O que a mim foi manifestado é que, o desamparo de Cristo não procedeu da divindade se ter separado da humanidade santíssima, dissolvendo-se a união substancial hipostática e cessando a visão beatífica de sua alma. Destas duas uniões a humanidade santíssima gozou desde o instante em que, pelo Espírito Santo, foi concebido no tálamo virginal e
jamais cessaram. Esta doutrina é a verdadeira e católica.
E certo também que a humanidade santíssima foi desamparada pela divindade quanto a não defendê-la da morte e das dores da acerbíssima Paixão. O eterno Pai, entretanto, não o desamparou totalmente, pois zelou por sua honra e a testemunhou com a convulsão da natureza, que assim mostrou o sentimento pela morte de seu divino Filho. De outro desamparo se queixou nosso Salvador, procedente de sua imensa caridade pelos homens: a perda dos réprobos, da qual se doeu na última hora, como na agonia do horto, onde sentiu tristeza até à morte, como ali se descreveu . Oferecendo por toda a estirpe humana tão copiosa e superabundante redenção,
sentiu o abandono dos condenados que não a aproveitariam e seriam separados d"Ele e da eterna felicidade, para a qual os criou e redimiu.
Como este era o decreto da eterna vontade do Pai, amorosa e dolorosamente se queixou: Meu Deus, meu Deus, por que me desamparaste?
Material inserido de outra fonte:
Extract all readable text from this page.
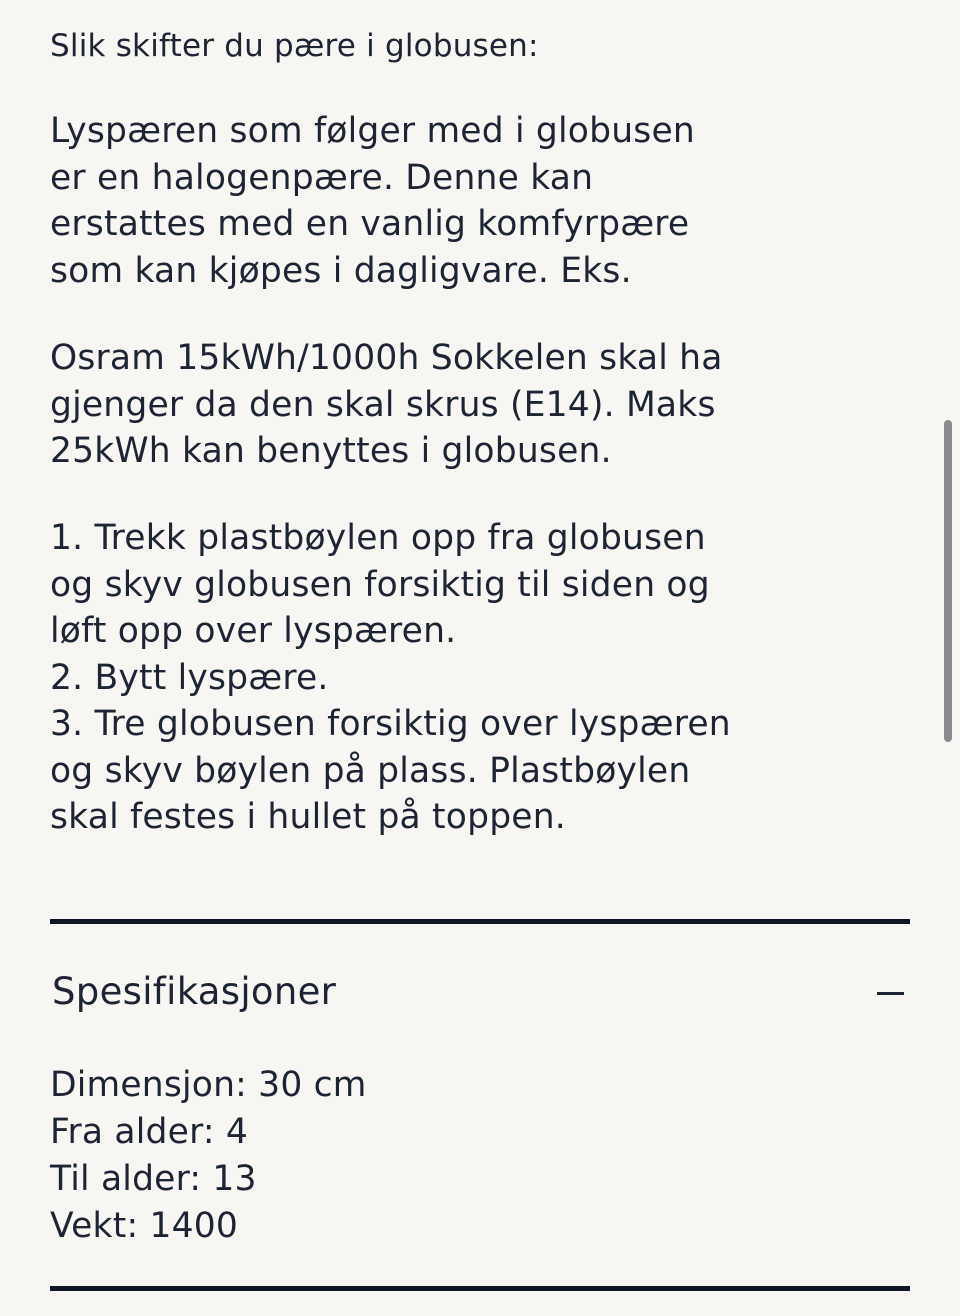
Slik skifter du pære i globusen:
Lyspæren som følger med i globusen
er en halogenpære. Denne kan
erstattes med en vanlig komfyrpære
som kan kjøpes i dagligvare. Eks.
Osram 15kWh/1000h Sokkelen skal ha
gjenger da den skal skrus (E14). Maks
25kWh kan benyttes i globusen.
1. Trekk plastbøylen opp fra globusen
og skyv globusen forsiktig til siden og
løft opp over lyspæren.
2. Bytt lyspære.
3. Tre globusen forsiktig over lyspæren
og skyv bøylen på plass. Plastbøylen
skal festes i hullet på toppen.
Spesifikasjoner
Dimensjon: 30 cm
Fra alder: 4
Til alder: 13
Vekt: 1400
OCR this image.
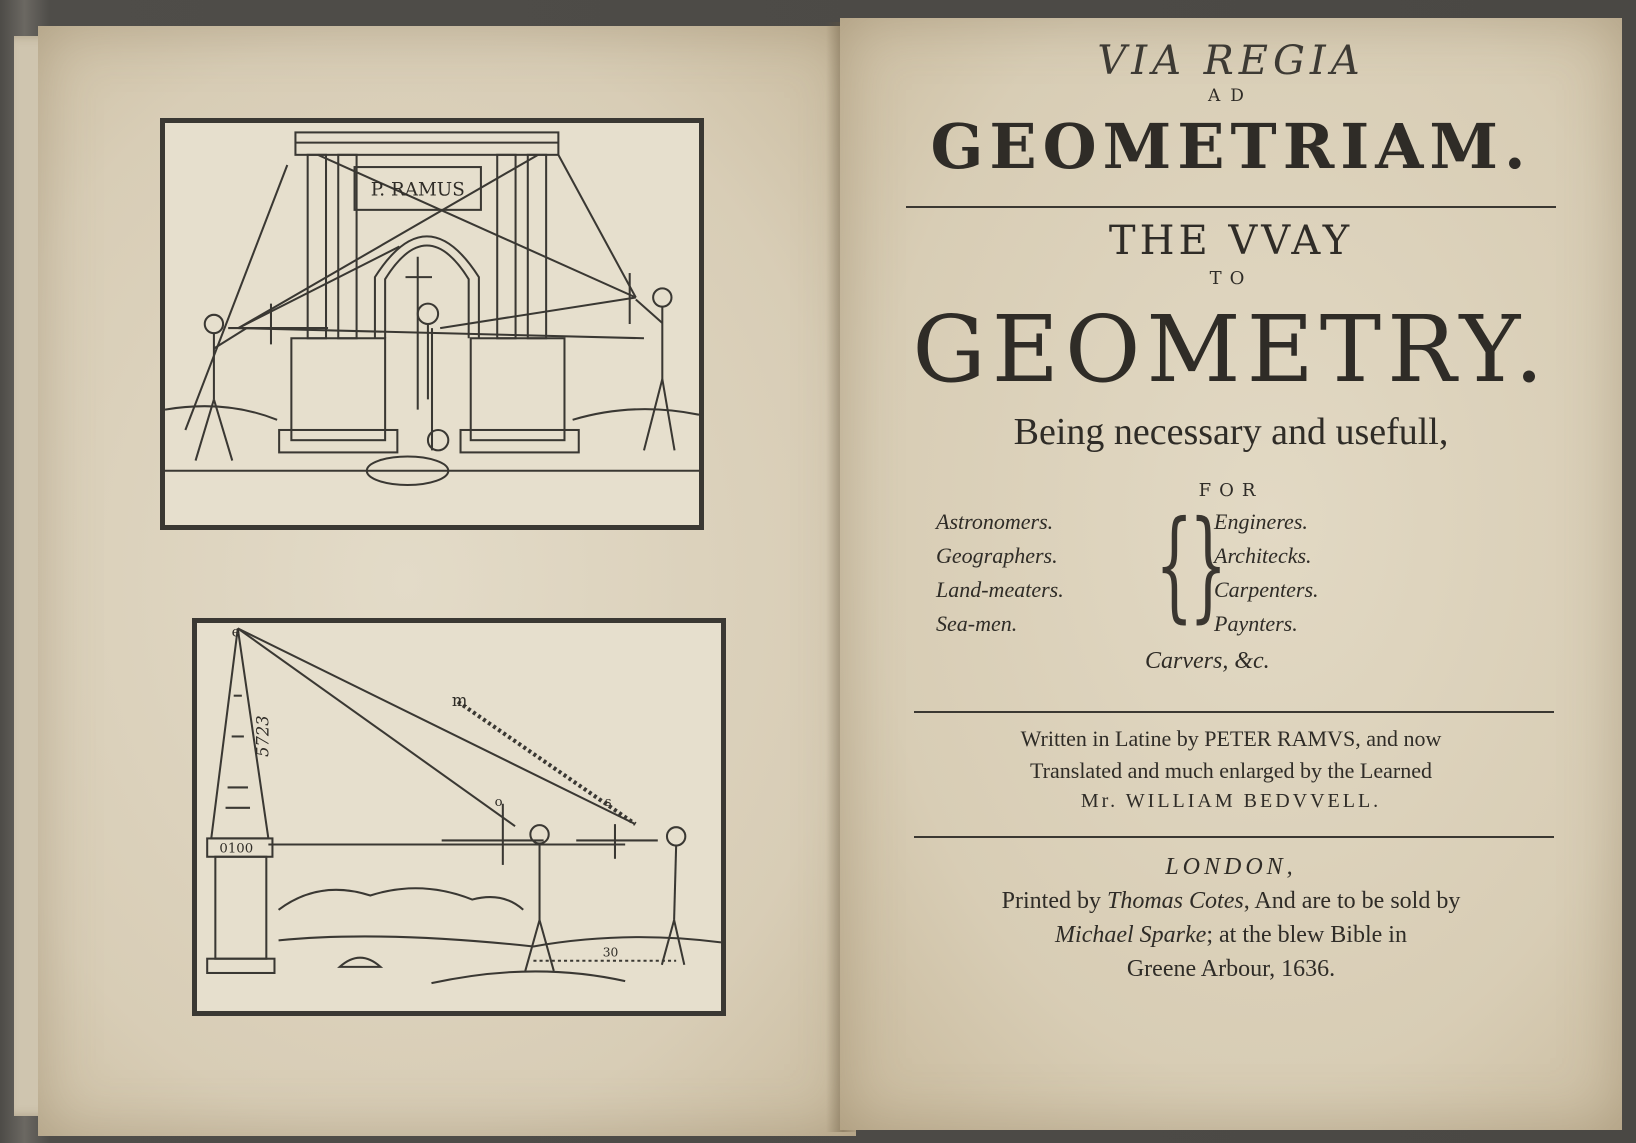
P. RAMUS
e
m
o	s
5723
0100
30
VIA REGIA
AD
GEOMETRIAM.
THE VVAY
TO
GEOMETRY.
Being necessary and usefull,
FOR
Astronomers.
Geographers.
Land-meaters.
Sea-men.	{
{
Engineres.
Architecks.
Carpenters.
Paynters.
Carvers, &c.
Written in Latine by PETER RAMVS, and now
Translated and much enlarged by the Learned
Mr. WILLIAM BEDVVELL.
LONDON,
Printed by Thomas Cotes, And are to be sold by
Michael Sparke; at the blew Bible in
Greene Arbour, 1636.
Querendo dizer: privando-me da companhia dos que deveriam ser salvos mas se perderam.
[3º Tomo - 2ª Parte - 6º Livro - Cap. 23 - pág. 394:][Maria de Ágreda diz:] A quarta palavra de Cristo na cruz, e os demônios: 1419. A quarta palavra de Cristo nosso Salvador foi dirigida ao eterno Pai (Mt 27, 46):
Meu Deus, meu Deus, por que me desamparaste? Ao ouvi-la, os malignos espíritos compreenderam que a caridade de Cristo pelos homens era imensa e sem fim; que para satisfazê-la, misteriosamente fora suspenso o influxo da divindade sobre sua humanidade santíssima. Este supremo rigor da paixão tornou a redenção copiosíssima, e
sua amorosa queixa era pelos homens que o abandonariam e não seriam salvos, pelos quais estava disposto a sofrer mais, se o eterno Pai assim o ordenasse. Esta felicidade dos homens em serem tão amados por Deus, aumentou a inveja de Lúcifer e seus ministros. Sentiram a onipotência divina disposta a usar com os homens aquela caridade sem limites. Este conhecimento quebrou o orgulho e malignidade dos inimigos e reconheceram-se fracos para se oporem àquela caridade, se os homens não a quisessem malograr.